The Significance of Art in Language Arts
for Struggling Readers and Writers

Infusing Art into Language Arts

Why Art?
 >Multiple Intelligence - art is a powerful channel for learning for many students who may struggle with language.

> Memory is associative. If a child with short term, active, or long term memory problems can associate the work she is doing in class with art, her retention goes up and information can be retrieved faster.

> Art is enjoyable for kids. They like it and will work harder to produce quality work because they can easily judge what is good. Many still struggle to recognize quality in writing.

> Peer recognition - those who may not get recognized by peers as being successfully academically can demonstrate rigor through art.

> Art can help develop good reading and thinking skills - how do you help students develop that "videocam" we want them to turn on when they read? Using art to make literature come alive vividly illustrates what we want them to "see" in their mind as they read.

> Art can be used to demonstrate many aspects of good writing - good art is like good writing; the artist has paid attention to tone/mood, audience, and purpose. Use that with your students!

Why Technology?

 Do you want to make your students' work matter to them? Publish on the Internet! Create a class website or teach them how to construct their own pages. Take pictures and scan in their work. You'll see a huge investment in quality as students realize that their work will be online for friends and family to view.

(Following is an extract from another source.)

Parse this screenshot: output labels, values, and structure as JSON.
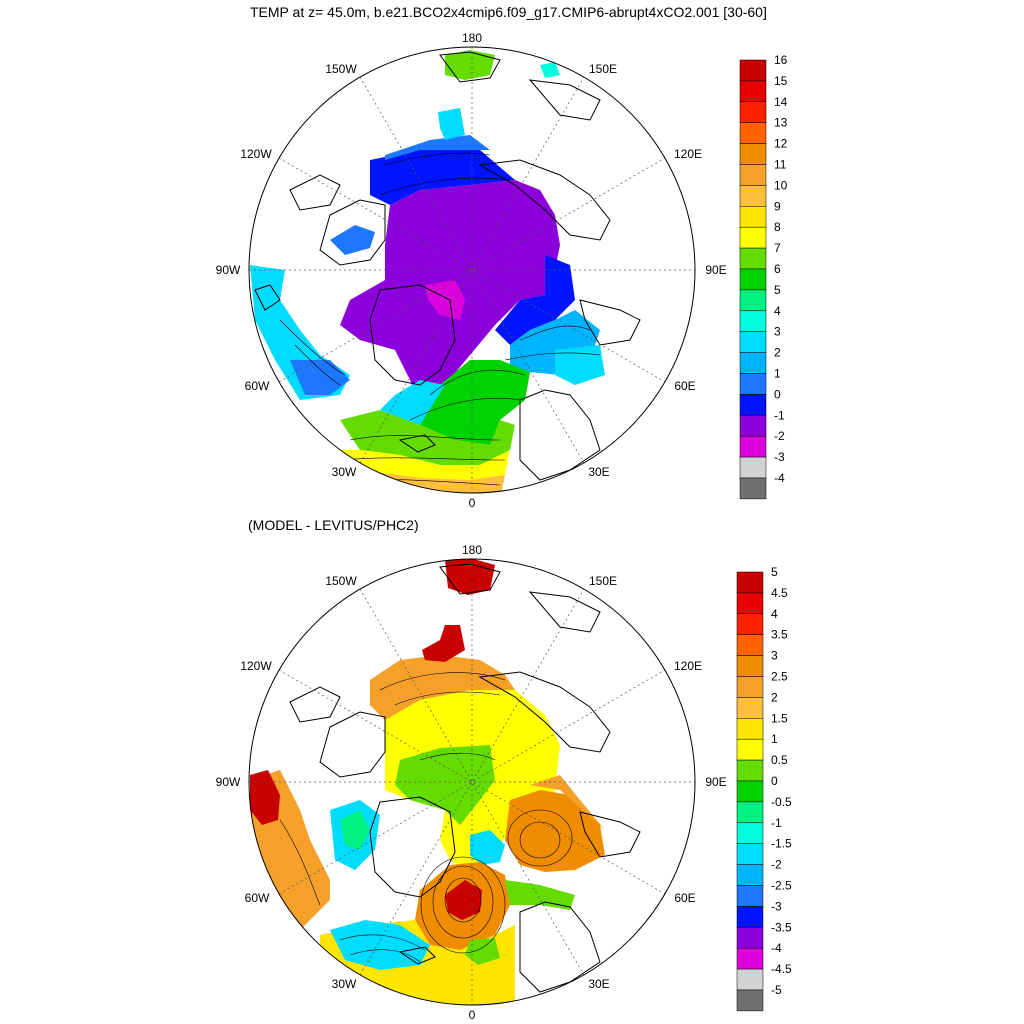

Okay, I hear you. Now what?
Here are some projects I've used over the years with my students. (Realize that I don't use all of them every year.) I've often worked with the art teacher when I felt insecure about my art skills, but art is not the point, here. Language Arts is the emphasis.

Literature
>
Setting - have the students draw or paint settings and watch them dive back into the text for details. Have them generate maps and add significant places to make directional relationships clear, construct cross section of houses or ships, or use software to draw this on computers (my students use all kinds of software, but Paint is readily available). Some students love drawing architectural floor plans, and I've even had models of settings made out of Leggos and clay.
> Plots - let students story board plot, design Kamishibai,* and construct graphic novels and scrapbooks. Some students will love drawing and designing a choose-your-own-adventure retelling on the computer, hyperlinking the choices. If your students have access to videocams, let them rewrite a book or short story as a movie script and film it for screening at "Movie Night."
> Character - let them make art museums to illuminate character, create movie posters and cast roles, draw sociograms to illustrate relationships, create paper dolls with clothing for the characters, construct artifacts (my students have made everything from real phones covered with quotes for Georgia in Dancing in my Nuddy Pants to using real jeans with character quotes written in fabric paint for Sisterhood of the Traveling Pants), or make paper sculptures with character information (one of the eerie experiences of my life was the morning I walked into a darkened classroom filled with life-sized stuffed paper people who were covered with quotations). One very successful project was by a student who made all the characters out of pipe cleaners, posed them in a scene from the book, and decorated them with artifacts that symbolized their essences.

Vocabulary -
> "All You Ever Wanted to Know and More" vocabulary posters - students draw a mnemonic picture for the word on one side of the poster and the other contains everything the student can find out about the word - first use, part of speech, definition, paraphrased definition, antonym, synonym, etc.
> Illustrated word walls - traditional strips with the words, but with drawings to illustrate them.
Grammar
> Parts of speech books - Ruth Heller has a stunning series of parts of speech picture books, but I have student draw and illustrate their own Pop-up Preposition Books - students write a beast fable with a quest and construct a pop-up book to illustrate directional prepositional phrases.

Writing
> Reacting to art - show them transparencies of works of art and let them discover how the artist creates mood. Generate word lists that describe that mood. Have them write good leads that match the painting or sculpture. Discuss how to present a character from a painting with show/not tell. Ask the students to make up plots for possible short stories involving the scene in the picture.
> Use a Life Map (maps of the student's neighborhood/house with places where significant events happened marked) to make a "story bank" for workshop.
> Pass out postcards and ask them to write as a character in the picture.

Poetry
>
Use three dimensional constructs as the vehicle for poems (as demonstrated).
> Have the students make Personality Posters as an introduction to your class ("I Am" Poem, Biopoem, and "My Soul" poems in a collage).
> Visual poetry like concrete poems really excite students who are less than thrilled to be writing poems.

 

Once students understand the value of art, I often ask my students to write up their own proposals, and their creativity continuously amazes me.

A wonderful culminating project for integrating art and literature is an multigenre project. I can't speak highly enough of this project. For details, see Tom Romano's books on the subject, and for an example of online multigenre projects, see some of my students' work at www.gretchenle.com.

Enjoy!

 

*Instructions are available at www.gretchenle.com under Online Units.